Brasil
CNU promove mais diversidade no serviço público
As duas edições do Concurso Público Nacional Unificado (CNU) tornaram o serviço público brasileiro mais representativo da diversidade da sociedade, segundo a ministra da Gestão e Inovação em Serviços Públicos, Esther Dweck. Ela apresentou, em Brasília, o balanço da última edição do concurso.
De acordo com Esther Dweck, os concursos de 2024 e 2025 buscaram reconstruir a capacidade do Estado de criar políticas públicas e incluir pessoas que reflitam a variedade regional, étnica, racial e de gênero do país.
Nas vagas do último CNU, 40% foram destinadas a grupos beneficiados por cotas, incluindo negros (29,7%), indígenas (2%), quilombolas (1,2%) e pessoas com deficiência (7,6%).
O percentual de aprovados nas cotas no concurso de 2025 foi maior, alcançando 40,5%, contra 33,6% no concurso anterior.
Mais participação feminina e regional
O número de mulheres aprovadas aumentou de 37% para 48,4%. Houve também crescimento na participação de candidatos do Nordeste, que subiu de 26% para 29,3%.
Em 2025, o Sudeste concentrou 34,5% das aprovações, o Centro-Oeste teve 25,3%, o Norte 5,2% e o Sul 5,7%. Os aprovados vieram de 578 municípios, o que corresponde a mais de 10% das cidades brasileiras.
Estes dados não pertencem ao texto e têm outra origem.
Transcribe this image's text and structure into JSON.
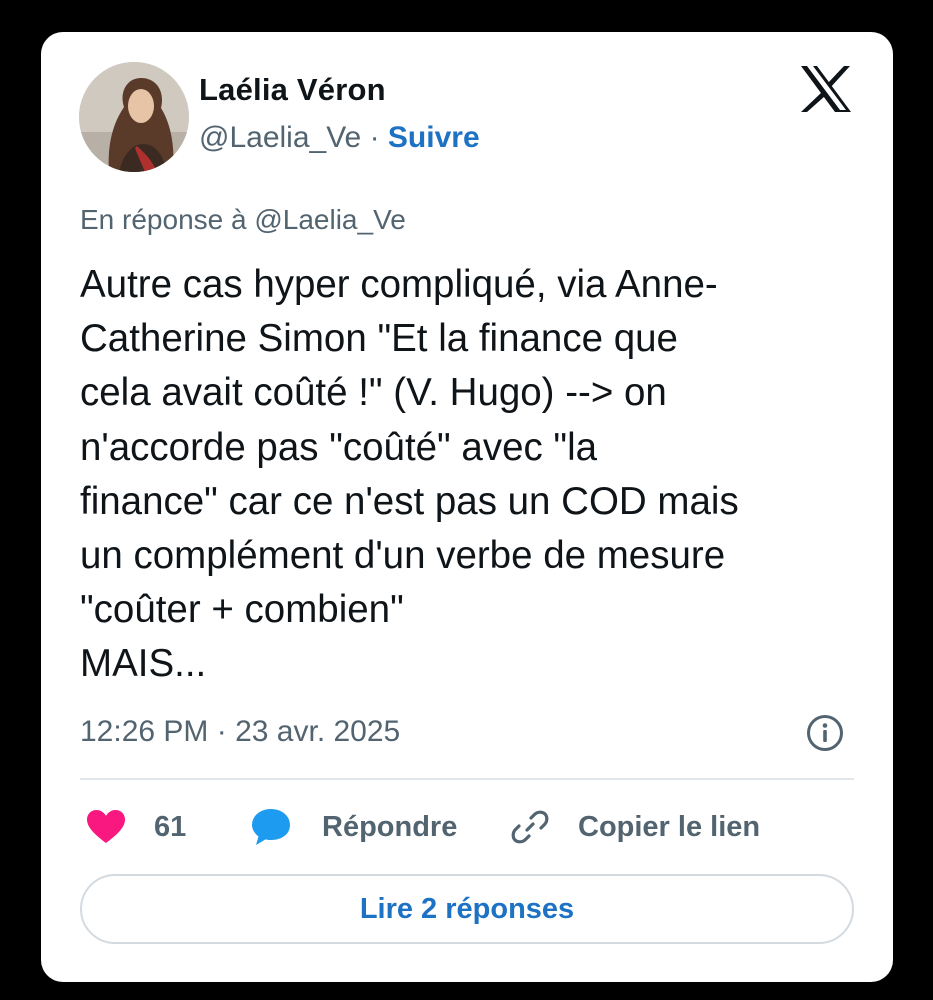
{
  "tweet": {
    "author": {
      "name": "Laélia Véron",
      "handle": "@Laelia_Ve",
      "separator": " · ",
      "follow_label": "Suivre"
    },
    "reply_to": "En réponse à @Laelia_Ve",
    "text": "Autre cas hyper compliqué, via Anne-\nCatherine Simon \"Et la finance que\ncela avait coûté !\" (V. Hugo) --> on\nn'accorde pas  \"coûté\" avec \"la\nfinance\" car ce n'est pas un COD mais\nun complément  d'un verbe de mesure\n\"coûter + combien\"\nMAIS...",
    "time": "12:26 PM",
    "date_separator": " · ",
    "date": "23 avr. 2025",
    "actions": {
      "likes": "61",
      "reply_label": "Répondre",
      "copy_link_label": "Copier le lien"
    },
    "read_replies_label": "Lire 2 réponses"
  },
  "icons": {
    "logo": "x-logo-icon",
    "info": "info-icon",
    "like": "heart-icon",
    "reply": "speech-bubble-icon",
    "copy": "link-icon"
  },
  "colors": {
    "background": "#000000",
    "card": "#ffffff",
    "text": "#0f1419",
    "secondary_text": "#536471",
    "link": "#1d72c4",
    "heart": "#f91880",
    "reply_bubble": "#1d9bf0"
  }
}
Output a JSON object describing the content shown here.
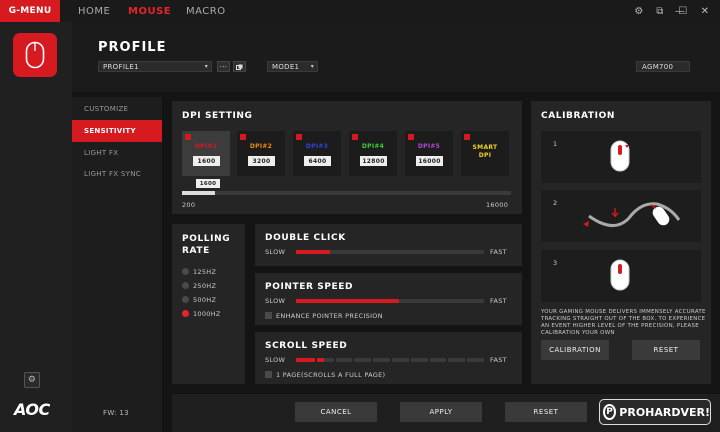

Equilíbrio fiscal e futuro do serviço público
Esther Dweck informou que desde 2023 entraram no serviço público 19.381 pessoas, enquanto 16.546 servidores se aposentaram, resultando em saldo positivo de 2.835 servidores.
Apesar disso, as perdas acumuladas entre 2016 e 2022 ainda são significativas, com a saída de 73.580 servidores federais. A ministra alerta que, se as aposentadorias previstas para 2026 a 2030 se confirmarem, esse déficit pode se repetir.
Ela destacou que o serviço público não está inchado, pois as contratações e os salários respeitam o limite da Lei Complementar nº 200/2023, que controla o crescimento das despesas públicas sem ultrapassar entre 0,6% e 2,5% ao ano.
Diante da escassez de servidores e das aposentadorias futuras, Esther Dweck defende a realização de novos concursos, especialmente para docentes e técnicos das universidades e institutos federais.
A ministra avalia que essas novas contratações podem ser feitas sem comprometer as regras fiscais vigentes.